# Laurel Haven - Check In!



## helmstead (Oct 2, 2008)

I know, according to your kidding schedule, that you have several does getting close...and I am DYING to see what Shamrock & Star have!

So? Inquiring minds wanna know! :type:


----------



## HollowbeadRanch (Oct 5, 2007)

LOL! I just "spoke" with Tina through Email... yesterday I believe it was. No babies as of then. She has been REALLY hectic these past few weeks and hasn't been able to be online alot. Her family got the "bug" that has been going around so she was having to take care of them as well.
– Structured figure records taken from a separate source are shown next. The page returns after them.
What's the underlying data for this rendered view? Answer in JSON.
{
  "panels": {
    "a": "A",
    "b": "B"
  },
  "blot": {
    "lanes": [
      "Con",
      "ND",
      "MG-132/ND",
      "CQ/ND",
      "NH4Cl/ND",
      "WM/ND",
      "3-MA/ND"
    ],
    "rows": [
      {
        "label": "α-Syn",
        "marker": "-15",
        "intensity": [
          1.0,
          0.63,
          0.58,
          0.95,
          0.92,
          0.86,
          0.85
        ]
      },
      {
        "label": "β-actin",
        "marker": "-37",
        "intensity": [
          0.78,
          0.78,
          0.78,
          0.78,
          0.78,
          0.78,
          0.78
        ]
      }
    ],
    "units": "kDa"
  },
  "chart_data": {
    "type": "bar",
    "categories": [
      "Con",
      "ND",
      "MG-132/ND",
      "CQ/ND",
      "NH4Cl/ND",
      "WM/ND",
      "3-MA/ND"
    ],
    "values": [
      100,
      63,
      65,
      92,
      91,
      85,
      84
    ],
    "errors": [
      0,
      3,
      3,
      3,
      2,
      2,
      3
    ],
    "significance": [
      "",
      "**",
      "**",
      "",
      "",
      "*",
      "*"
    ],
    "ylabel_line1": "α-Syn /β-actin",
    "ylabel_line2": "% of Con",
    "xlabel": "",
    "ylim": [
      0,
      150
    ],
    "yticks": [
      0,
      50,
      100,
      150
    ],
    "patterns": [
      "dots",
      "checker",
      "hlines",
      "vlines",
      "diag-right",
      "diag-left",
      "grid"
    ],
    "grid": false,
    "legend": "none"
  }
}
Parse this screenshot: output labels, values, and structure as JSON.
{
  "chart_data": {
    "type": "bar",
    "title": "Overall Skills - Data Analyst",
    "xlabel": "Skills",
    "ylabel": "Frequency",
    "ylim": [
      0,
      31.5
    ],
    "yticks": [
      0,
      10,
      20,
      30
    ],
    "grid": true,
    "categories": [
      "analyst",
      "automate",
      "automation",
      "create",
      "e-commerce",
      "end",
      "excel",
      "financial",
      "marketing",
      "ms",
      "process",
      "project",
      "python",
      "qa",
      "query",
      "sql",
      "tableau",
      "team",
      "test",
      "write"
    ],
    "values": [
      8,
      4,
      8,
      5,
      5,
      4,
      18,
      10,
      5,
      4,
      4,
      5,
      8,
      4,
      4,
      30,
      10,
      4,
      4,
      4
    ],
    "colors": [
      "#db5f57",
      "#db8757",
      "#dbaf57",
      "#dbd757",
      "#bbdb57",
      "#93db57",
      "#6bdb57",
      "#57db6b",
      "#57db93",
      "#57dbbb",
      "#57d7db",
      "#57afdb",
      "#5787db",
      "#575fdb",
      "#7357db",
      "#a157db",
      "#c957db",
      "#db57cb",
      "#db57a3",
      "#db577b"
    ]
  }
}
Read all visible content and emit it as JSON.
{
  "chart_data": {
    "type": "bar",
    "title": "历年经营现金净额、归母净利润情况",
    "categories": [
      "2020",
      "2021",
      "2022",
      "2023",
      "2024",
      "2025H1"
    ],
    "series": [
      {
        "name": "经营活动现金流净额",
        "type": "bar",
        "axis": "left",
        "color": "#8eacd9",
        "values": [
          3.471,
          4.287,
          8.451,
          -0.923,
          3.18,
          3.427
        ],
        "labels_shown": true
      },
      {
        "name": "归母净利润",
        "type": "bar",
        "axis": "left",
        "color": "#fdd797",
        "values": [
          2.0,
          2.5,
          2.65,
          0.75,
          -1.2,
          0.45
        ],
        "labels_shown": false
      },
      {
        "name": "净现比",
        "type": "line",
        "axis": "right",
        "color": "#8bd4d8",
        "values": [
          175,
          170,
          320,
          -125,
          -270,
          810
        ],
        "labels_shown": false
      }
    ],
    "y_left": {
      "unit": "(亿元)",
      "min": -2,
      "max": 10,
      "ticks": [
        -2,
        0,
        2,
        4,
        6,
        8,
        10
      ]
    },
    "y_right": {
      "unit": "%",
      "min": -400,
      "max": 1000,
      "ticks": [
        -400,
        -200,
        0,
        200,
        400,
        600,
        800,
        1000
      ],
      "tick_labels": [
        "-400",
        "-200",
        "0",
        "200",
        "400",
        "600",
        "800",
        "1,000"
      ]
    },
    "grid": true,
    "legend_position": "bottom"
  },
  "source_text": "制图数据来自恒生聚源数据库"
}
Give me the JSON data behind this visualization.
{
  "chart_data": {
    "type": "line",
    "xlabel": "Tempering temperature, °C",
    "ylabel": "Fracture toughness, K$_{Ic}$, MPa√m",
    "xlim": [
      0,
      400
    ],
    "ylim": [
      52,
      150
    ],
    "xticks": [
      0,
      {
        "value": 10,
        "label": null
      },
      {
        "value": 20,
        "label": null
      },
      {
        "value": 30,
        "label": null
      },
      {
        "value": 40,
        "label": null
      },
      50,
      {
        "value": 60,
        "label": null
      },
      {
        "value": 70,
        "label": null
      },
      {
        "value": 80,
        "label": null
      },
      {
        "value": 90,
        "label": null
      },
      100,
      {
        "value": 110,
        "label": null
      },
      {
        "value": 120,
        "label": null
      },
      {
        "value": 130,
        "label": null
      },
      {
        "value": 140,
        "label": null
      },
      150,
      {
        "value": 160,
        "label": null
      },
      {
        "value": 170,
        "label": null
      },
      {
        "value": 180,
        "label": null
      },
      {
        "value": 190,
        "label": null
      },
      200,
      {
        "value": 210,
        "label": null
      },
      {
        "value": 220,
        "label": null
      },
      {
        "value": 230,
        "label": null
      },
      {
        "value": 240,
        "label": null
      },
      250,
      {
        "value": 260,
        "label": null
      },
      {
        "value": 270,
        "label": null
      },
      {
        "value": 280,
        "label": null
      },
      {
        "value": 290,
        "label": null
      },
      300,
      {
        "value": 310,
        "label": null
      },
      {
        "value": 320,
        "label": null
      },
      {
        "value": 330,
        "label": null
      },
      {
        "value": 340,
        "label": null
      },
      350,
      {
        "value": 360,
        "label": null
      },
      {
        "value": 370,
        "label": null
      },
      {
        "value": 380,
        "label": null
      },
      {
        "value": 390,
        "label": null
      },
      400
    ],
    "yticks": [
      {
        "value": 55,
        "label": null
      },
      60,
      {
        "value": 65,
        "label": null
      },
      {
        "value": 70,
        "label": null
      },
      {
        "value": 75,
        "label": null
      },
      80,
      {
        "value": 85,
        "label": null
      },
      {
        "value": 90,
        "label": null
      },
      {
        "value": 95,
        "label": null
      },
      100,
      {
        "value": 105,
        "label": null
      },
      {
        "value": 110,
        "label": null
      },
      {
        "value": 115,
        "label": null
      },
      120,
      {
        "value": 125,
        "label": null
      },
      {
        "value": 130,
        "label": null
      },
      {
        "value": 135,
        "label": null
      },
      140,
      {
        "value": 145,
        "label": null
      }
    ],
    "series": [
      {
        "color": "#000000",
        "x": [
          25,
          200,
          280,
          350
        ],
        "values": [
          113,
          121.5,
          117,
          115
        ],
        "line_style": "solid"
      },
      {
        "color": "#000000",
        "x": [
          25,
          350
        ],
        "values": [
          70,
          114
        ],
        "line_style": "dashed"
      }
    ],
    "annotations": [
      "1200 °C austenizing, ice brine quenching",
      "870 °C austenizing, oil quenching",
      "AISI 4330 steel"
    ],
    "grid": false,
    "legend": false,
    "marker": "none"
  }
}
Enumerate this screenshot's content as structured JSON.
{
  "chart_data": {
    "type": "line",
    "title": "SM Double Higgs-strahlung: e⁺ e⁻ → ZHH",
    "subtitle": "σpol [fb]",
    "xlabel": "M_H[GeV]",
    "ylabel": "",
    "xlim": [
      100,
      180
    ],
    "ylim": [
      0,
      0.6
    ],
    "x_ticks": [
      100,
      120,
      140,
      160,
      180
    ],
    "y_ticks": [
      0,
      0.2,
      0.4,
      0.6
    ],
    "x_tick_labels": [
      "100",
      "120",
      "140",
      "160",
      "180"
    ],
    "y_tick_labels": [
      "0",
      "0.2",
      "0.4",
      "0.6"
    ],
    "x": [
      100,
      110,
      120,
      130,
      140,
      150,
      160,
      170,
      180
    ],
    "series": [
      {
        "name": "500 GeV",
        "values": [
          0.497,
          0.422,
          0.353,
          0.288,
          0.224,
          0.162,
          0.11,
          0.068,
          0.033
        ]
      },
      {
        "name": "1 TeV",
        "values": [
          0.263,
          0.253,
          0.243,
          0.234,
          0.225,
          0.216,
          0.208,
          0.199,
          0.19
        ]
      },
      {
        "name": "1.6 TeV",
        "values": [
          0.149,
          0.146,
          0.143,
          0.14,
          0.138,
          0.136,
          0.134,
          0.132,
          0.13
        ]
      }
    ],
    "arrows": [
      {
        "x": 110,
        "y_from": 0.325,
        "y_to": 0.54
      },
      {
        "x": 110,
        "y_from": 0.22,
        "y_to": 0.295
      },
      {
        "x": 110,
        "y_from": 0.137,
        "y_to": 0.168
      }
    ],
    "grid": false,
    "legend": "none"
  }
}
So hopefully we will be seeing her back on here soon :wink: WITH BABY PICS :wahoo: :dance: (we hope!)


----------



## KW Farms (Jun 21, 2008)

Oh yes, I was going to email Tina the other day, but completely forgot. I to can't wait what she gets this kidding season!! :stars:


----------



## Laurel_Haven (Oct 20, 2007)

I got an email telling me that the folks on TGS wanted an update... :grouphug: 

Sorry I haven't been on much. Things have been crazy around here for the past couple of weeks… The flu bug cycled through our entire family one by one. 
My daughter wrecked her car. No one seriously hurt just her car. 
Our well was going dry so had to have it re dug another 150’. We have lots of water again, for now anyhow. 
And after much intensive care sadly the tiny black doe of Nocturne’s passed away.  
With all of that and it being kidding season… just haven’t been online. But I missed you all and thanks for the inquiry!

Now for an update… I have Shamrock and Star both in the kidding pens. Star has no ligaments at all and Shamrock has just minimal ligaments. Both are progressing along should be anytime now for either. Of course it had to rain all night, and is to rain all day. Wouldn’t you know it. So since it is raining I am sure we will get babies from one of those two today. I will keep you updated!!! I am heading down soon to do another round of baby checks...


----------



## kelebek (Oct 5, 2007)

Glad that everything is going ok with you and your family!!

Sorry about the little one :hug: that sucks. 

So make sure and let us know when the kids are born - oh and we have confirmation of Abba kids in 2 girls so far - Ginger and Dobie :stars:


----------



## Sweet Gum Minis (Oct 6, 2007)

Glad to see you back at GS again. Hope your girls have uneventful deliveries with lots of healthy babies. Hopefully some does!


----------



## KW Farms (Jun 21, 2008)

Oh gosh, hectic few weeks for you for sure!! I'm sorry to here about all that and the little doeling. :hug: I hope all your does kid easily and I CANNOT wait to see what star has!! Make sure you keep us all updated when they start kidding!


----------



## Laurel_Haven (Oct 20, 2007)

Thanks everyone! :grouphug:


----------



## sweetgoats (Oct 18, 2007)

WOW sounds like you have been a little bored lately :ROFL: 

Hope things are better in the house just in time for things to go crazy outside.

Glad to hear that your daughter is ok from the accident, that is so scary.

Keep us posted on the baby situation.


----------



## liz (Oct 5, 2007)

After all that has filled your time lately, and the passing of that precious doeling, the Luck of The Irish will be on your side! After all it IS March 1st! Sending prayers for your coming days to be full of joy and healthy happy babies!


----------



## Firestone Creek Farm (Jul 11, 2008)

oh my goodness... I'm so sorry to hear about Nocturne's little one...  HUGGGGGGGGGGGGGGGGGS


----------



## toth boer goats (Jul 20, 2008)

wow ...you have been dealing with alot haven't you... :hug: ....I pray that everything is better now and let the good times role..... ray: 
we are happy to of heard from you..... it has been a while..... :wink: :grouphug:


----------